Hier wird nicht bestritten, daß nukleare Abschreckung eine Zeitlang funktioniert hat, aber es wird bezweifelt, ob diese Politik am Rande des Abgrunds auf Dauer gutgehen kann. Die Menschheit kann wohl eine Zeitlang auf dem atomaren Pulverfaß existieren. Aber auf Dauer sind Humanität und Liebe, Fortschritt und Kultur, Vertrauen und Freiheit nicht möglich, wenn man unter Absturzgefahr lebt und diese Gefahr auch noch verdrängen muß, um überhaupt leben zu können.

Auch in der CDU/CSU wir niemand sagen wollen, die katholischen Bischöfe der Bundesrepublik seien der verlängerte Arm Moskaus, wenn sie jetzt „Mut zum Umdenken und Umkehr“ fordern. Auf die beiden Limburger Bischöfe Kamphaus und Kampe und die Theologieprofessoren Franz Böckle und Karl Lehmann, deren Stempel das Friedenspapier trägt, paßt dieses Etikett gewiß nicht. Walther Kampe ist der deutsche Präsident der Internationalen Friedensbewegung „Pax Christi“. Der bischöfliche Friedensbegriff ist nicht einseitig.

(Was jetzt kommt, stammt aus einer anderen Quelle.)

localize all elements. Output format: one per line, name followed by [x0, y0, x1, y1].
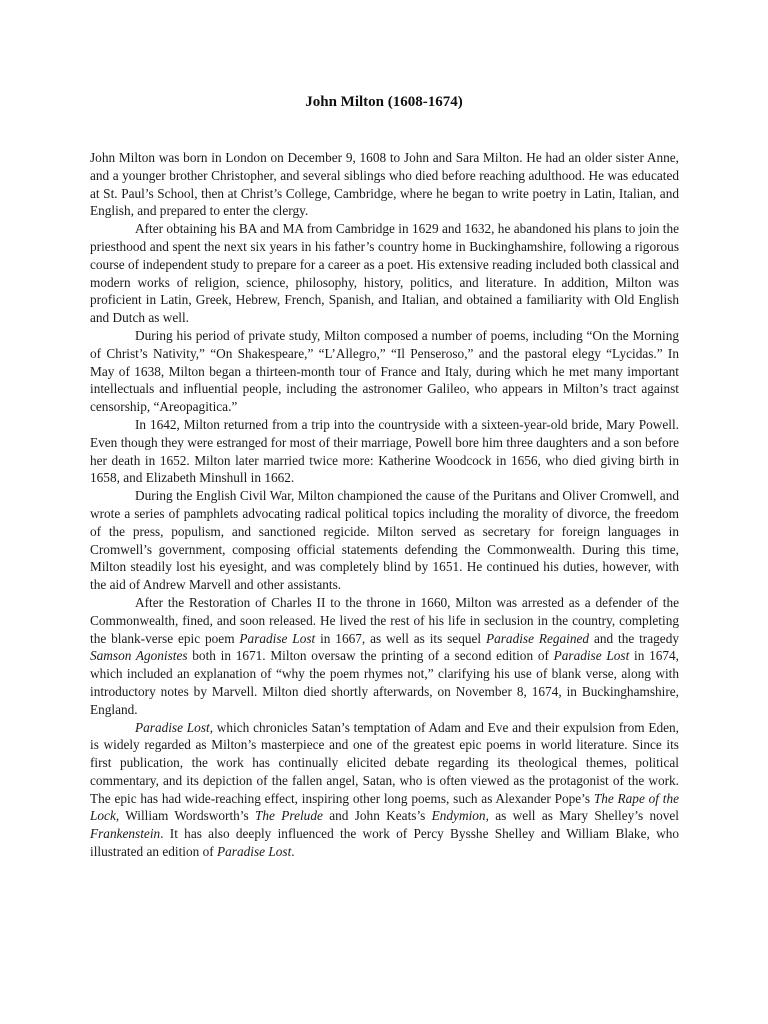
italic-title-text: Paradise Regained [485, 630, 590, 646]
paragraph-text: in 1674, which included an explanation of “why the poem rhymes not,” clarifying his use of blank verse, along with introductory notes by Marvell. Milton died shortly afterwards, on November 8, 1674, in Buckinghamshire, England. [90, 648, 679, 717]
paragraph-text: , William Wordsworth’s [115, 808, 255, 824]
body-paragraph [90, 487, 679, 594]
body-paragraph [90, 416, 679, 487]
paragraph-text: and the tragedy [589, 630, 679, 646]
italic-title-text: Paradise Lost, [135, 719, 214, 735]
italic-title-text: Paradise Lost [217, 844, 292, 860]
paragraph-text: . It has also deeply influenced the work of Percy Bysshe Shelley and William Blake, who illustrated an edition of [90, 826, 679, 860]
body-paragraph [90, 719, 679, 861]
italic-title-text: Paradise Lost [553, 648, 630, 664]
paragraph-text: After the Restoration of Charles II to the throne in 1660, Milton was arrested as a defender of the Commonwealth, fined, and soon released. He lived the rest of his life in seclusion in the country, completing the blank-verse epic poem [90, 594, 679, 646]
paragraph-text: During the English Civil War, Milton championed the cause of the Puritans and Oliver Cromwell, and wrote a series of pamphlets advocating radical political topics including the morality of divorce, the freedom of the press, populism, and sanctioned regicide. Milton served as secretary for foreign languages in Cromwell’s government, composing official statements defending the Commonwealth. During this time, Milton steadily lost his eyesight, and was completely blind by 1651. He continued his duties, however, with the aid of Andrew Marvell and other assistants. [90, 488, 679, 593]
paragraph-text: which chronicles Satan’s temptation of Adam and Eve and their expulsion from Eden, is widely regarded as Milton’s masterpiece and one of the greatest epic poems in world literature. Since its first publication, the work has continually elicited debate regarding its theological themes, political commentary, and its depiction of the fallen angel, Satan, who is often viewed as the protagonist of the work. The epic has had wide-reaching effect, inspiring other long poems, such as Alexander Pope’s [90, 719, 679, 806]
italic-title-text: Samson Agonistes [90, 648, 188, 664]
italic-title-text: Paradise Lost [239, 630, 316, 646]
paragraph-text: , as well as Mary Shelley’s novel [485, 808, 679, 824]
body-paragraph [90, 327, 679, 416]
italic-title-text: Frankenstein [90, 826, 161, 842]
body-paragraph [90, 149, 679, 220]
body-paragraph [90, 220, 679, 327]
italic-title-text: Endymion [431, 808, 486, 824]
document-body [90, 149, 679, 861]
paragraph-text: After obtaining his BA and MA from Cambridge in 1629 and 1632, he abandoned his plans to join the priesthood and spent the next six years in his father’s country home in Buckinghamshire, following a rigorous course of independent study to prepare for a career as a poet. His extensive reading included both classical and modern works of religion, science, philosophy, history, politics, and literature. In addition, Milton was proficient in Latin, Greek, Hebrew, French, Spanish, and Italian, and obtained a familiarity with Old English and Dutch as well. [90, 221, 679, 326]
paragraph-text: both in 1671. Milton oversaw the printing of a second edition of [187, 648, 554, 664]
paragraph-text: In 1642, Milton returned from a trip into the countryside with a sixteen-year-old bride, Mary Powell. Even though they were estranged for most of their marriage, Powell bore him three daughters and a son before her death in 1652. Milton later married twice more: Katherine Woodcock in 1656, who died giving birth in 1658, and Elizabeth Minshull in 1662. [90, 416, 679, 486]
body-paragraph [90, 594, 679, 719]
page-title: John Milton (1608-1674) [305, 94, 463, 110]
paragraph-text: in 1667, as well as its sequel [315, 630, 486, 646]
italic-title-text: The Prelude [255, 808, 323, 824]
italic-title-text: The Rape of the Lock [90, 790, 679, 824]
paragraph-text: John Milton was born in London on December 9, 1608 to John and Sara Milton. He had an older sister Anne, and a younger brother Christopher, and several siblings who died before reaching adulthood. He was educated at St. Paul’s School, then at Christ’s College, Cambridge, where he began to write poetry in Latin, Italian, and English, and prepared to enter the clergy. [90, 150, 679, 219]
paragraph-text: During his period of private study, Milton composed a number of poems, including “On the Morning of Christ’s Nativity,” “On Shakespeare,” “L’Allegro,” “Il Penseroso,” and the pastoral elegy “Lycidas.” In May of 1638, Milton began a thirteen-month tour of France and Italy, during which he met many important intellectuals and influential people, including the astronomer Galileo, who appears in Milton’s tract against censorship, “Areopagitica.” [90, 327, 679, 415]
paragraph-text: . [291, 844, 295, 860]
paragraph-text: and John Keats’s [322, 808, 432, 824]
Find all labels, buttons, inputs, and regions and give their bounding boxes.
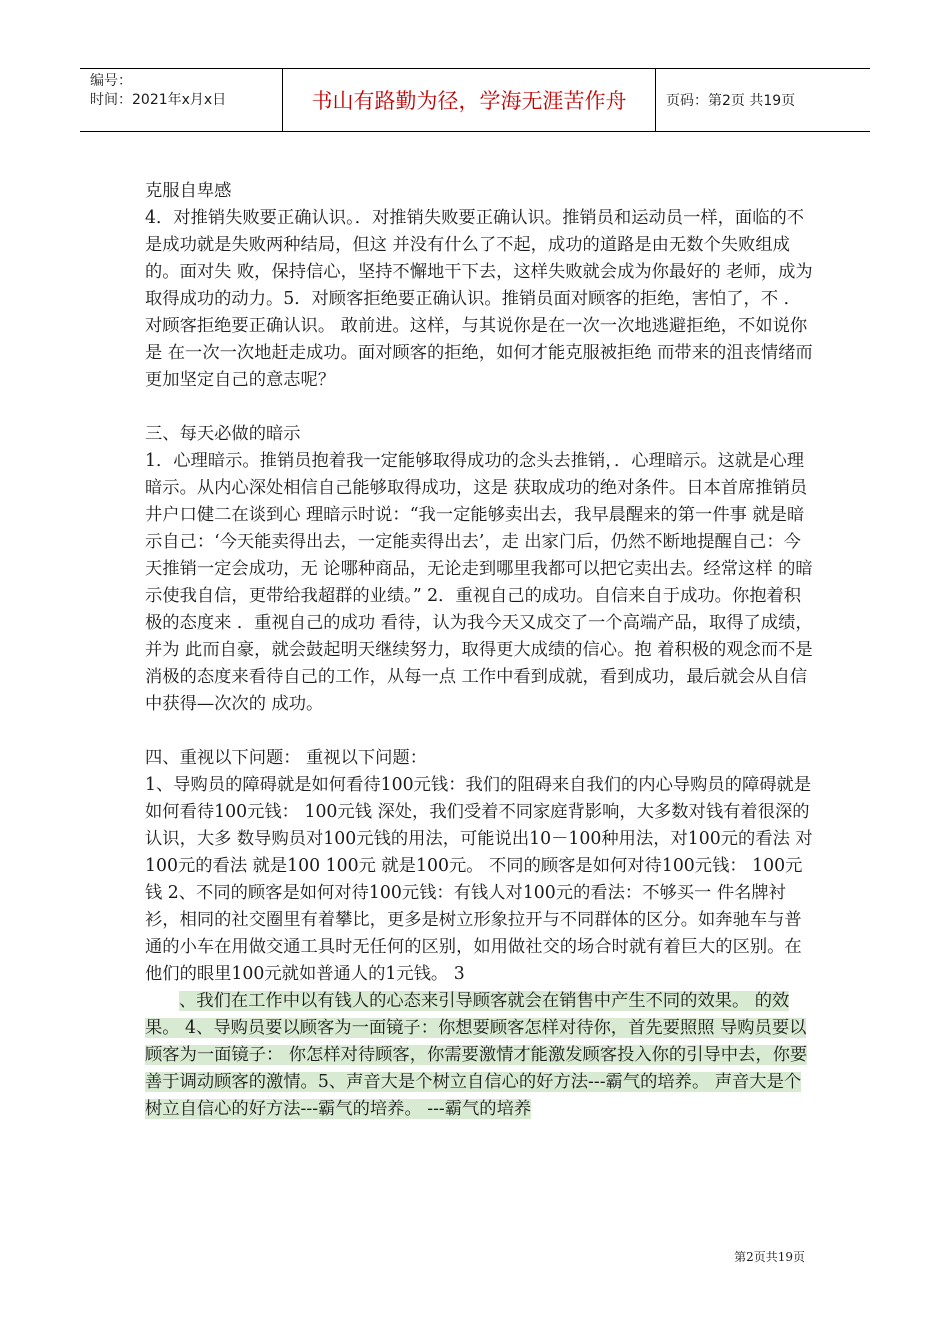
section-heading-issues: 四、重视以下问题： 重视以下问题： [145,748,427,768]
header-motto: 书山有路勤为径，学海无涯苦作舟 [282,69,656,131]
highlighted-paragraph: 、我们在工作中以有钱人的心态来引导顾客就会在销售中产生不同的效果。 的效果。 4、导购员要以顾客为一面镜子：你想要顾客怎样对待你，首先要照照 导购员要以顾客为一面镜子： 你怎样对待顾客，你需要激情才能激发顾客投入你的引导中去，你要 善于调动顾客的激情。5、声音大是个树立自信心的好方法---霸气的培养。 声音大是个树立自信心的好方法---霸气的培养。 ---霸气的培养 [145,991,808,1119]
paragraph-heading-self-confidence: 克服自卑感 [145,181,232,201]
page-header [80,68,870,132]
document-number-label: 编号： [90,73,132,89]
header-page-number: 页码：第2页 共19页 [666,93,796,109]
paragraph-failure-rejection: 4．对推销失败要正确认识。．对推销失败要正确认识。推销员和运动员一样，面临的不是成功就是失败两种结局，但这 并没有什么了不起，成功的道路是由无数个失败组成的。面对失 败，保持信心，坚持不懈地干下去，这样失败就会成为你最好的 老师，成为取得成功的动力。5．对顾客拒绝要正确认识。推销员面对顾客的拒绝，害怕了，不 ．对顾客拒绝要正确认识。 敢前进。这样，与其说你是在一次一次地逃避拒绝，不如说你是 在一次一次地赶走成功。面对顾客的拒绝，如何才能克服被拒绝 而带来的沮丧情绪而更加坚定自己的意志呢？ [145,208,813,390]
paragraph-highlighted-container [145,988,813,1123]
document-body [145,178,813,1123]
document-time-label: 时间：2021年x月x日 [90,92,227,108]
section-heading-daily-suggestion: 三、每天必做的暗示 [145,424,301,444]
paragraph-100-yuan: 1、导购员的障碍就是如何看待100元钱：我们的阻碍来自我们的内心导购员的障碍就是如何看待100元钱： 100元钱 深处，我们受着不同家庭背影响，大多数对钱有着很深的认识，大多 数导购员对100元钱的用法，可能说出10－100种用法，对100元的看法 对100元的看法 就是100 100元 就是100元。 不同的顾客是如何对待100元钱： 100元钱 2、不同的顾客是如何对待100元钱：有钱人对100元的看法：不够买一 件名牌衬衫，相同的社交圈里有着攀比，更多是树立形象拉开与不同群体的区分。如奔驰车与普通的小车在用做交通工具时无任何的区别，如用做社交的场合时就有着巨大的区别。在他们的眼里100元就如普通人的1元钱。 3 [145,775,813,984]
page-footer-number: 第2页共19页 [734,1250,805,1264]
paragraph-psychological-suggestion: 1．心理暗示。推销员抱着我一定能够取得成功的念头去推销，．心理暗示。这就是心理暗示。从内心深处相信自己能够取得成功，这是 获取成功的绝对条件。日本首席推销员井户口健二在谈到心 理暗示时说：“我一定能够卖出去，我早晨醒来的第一件事 就是暗示自己：‘今天能卖得出去，一定能卖得出去’，走 出家门后，仍然不断地提醒自己：今天推销一定会成功，无 论哪种商品，无论走到哪里我都可以把它卖出去。经常这样 的暗示使我自信，更带给我超群的业绩。” 2．重视自己的成功。自信来自于成功。你抱着积极的态度来 ．重视自己的成功 看待，认为我今天又成交了一个高端产品，取得了成绩，并为 此而自豪，就会鼓起明天继续努力，取得更大成绩的信心。抱 着积极的观念而不是消极的态度来看待自己的工作，从每一点 工作中看到成就，看到成功，最后就会从自信中获得—次次的 成功。 [145,451,813,714]
header-left-cell [80,69,282,131]
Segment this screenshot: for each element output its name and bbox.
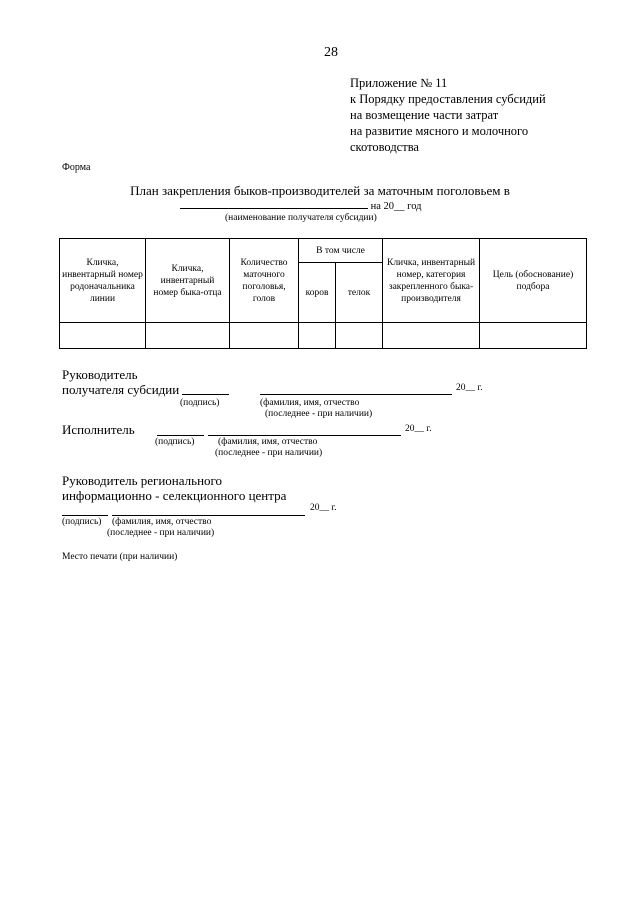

Vieles erinnert an Karl Jaspers, der schon in den fünfziger Jahren in „Die Atombombe und die Zukunft des Menschen“ einen Friedensbegriff prägte, der an Werten orientiert war: an Freiheit, Gerechtigkeit und Wahrhaftigkeit.

Die katholischen Bischöfe der USA und Österreichs, Belgiens und Ungarns, der DDR und jetzt der Bundesrepublik packen in diesen Monaten mutig an, was ihre Pflicht ist: Sie denken über ihr „Ressort“ hinaus. Es geht schließlich um das Überleben der Menschen. Der Vorwurf wird kommen so sicher wie das Amen in der Kirche. Die Bischöfe verstehen doch nichts von Strategie: Vielleicht verstehen sie tatsächlich nicht allzuviel davon. Aber kommt es darauf an? Muß man Fachmann sein, um den Wahnsinn als Wahnsinn zu begreifen? Offensichtlich begreifen die militärischen und politischen Fachleute besonders langsam, was sie selbst angerichtet haben. Die Atombombenfrage ist eine geistig-moralische und keine fachliche mehr. Es waren die Fachleute, die uns der Katastrophe zu nahe gebracht haben, weil sie den Überblick verloren und weil sie nicht zu Ende dachten, was sie taten. Die „reine Ethik“ gibt es spätestens im Atombombenzeitalter nicht mehr. Sie wäre weder rein noch ethisch. Und wer heute noch immer Religion und Politik trennen will, tat weder Religion noch Politik begriffen.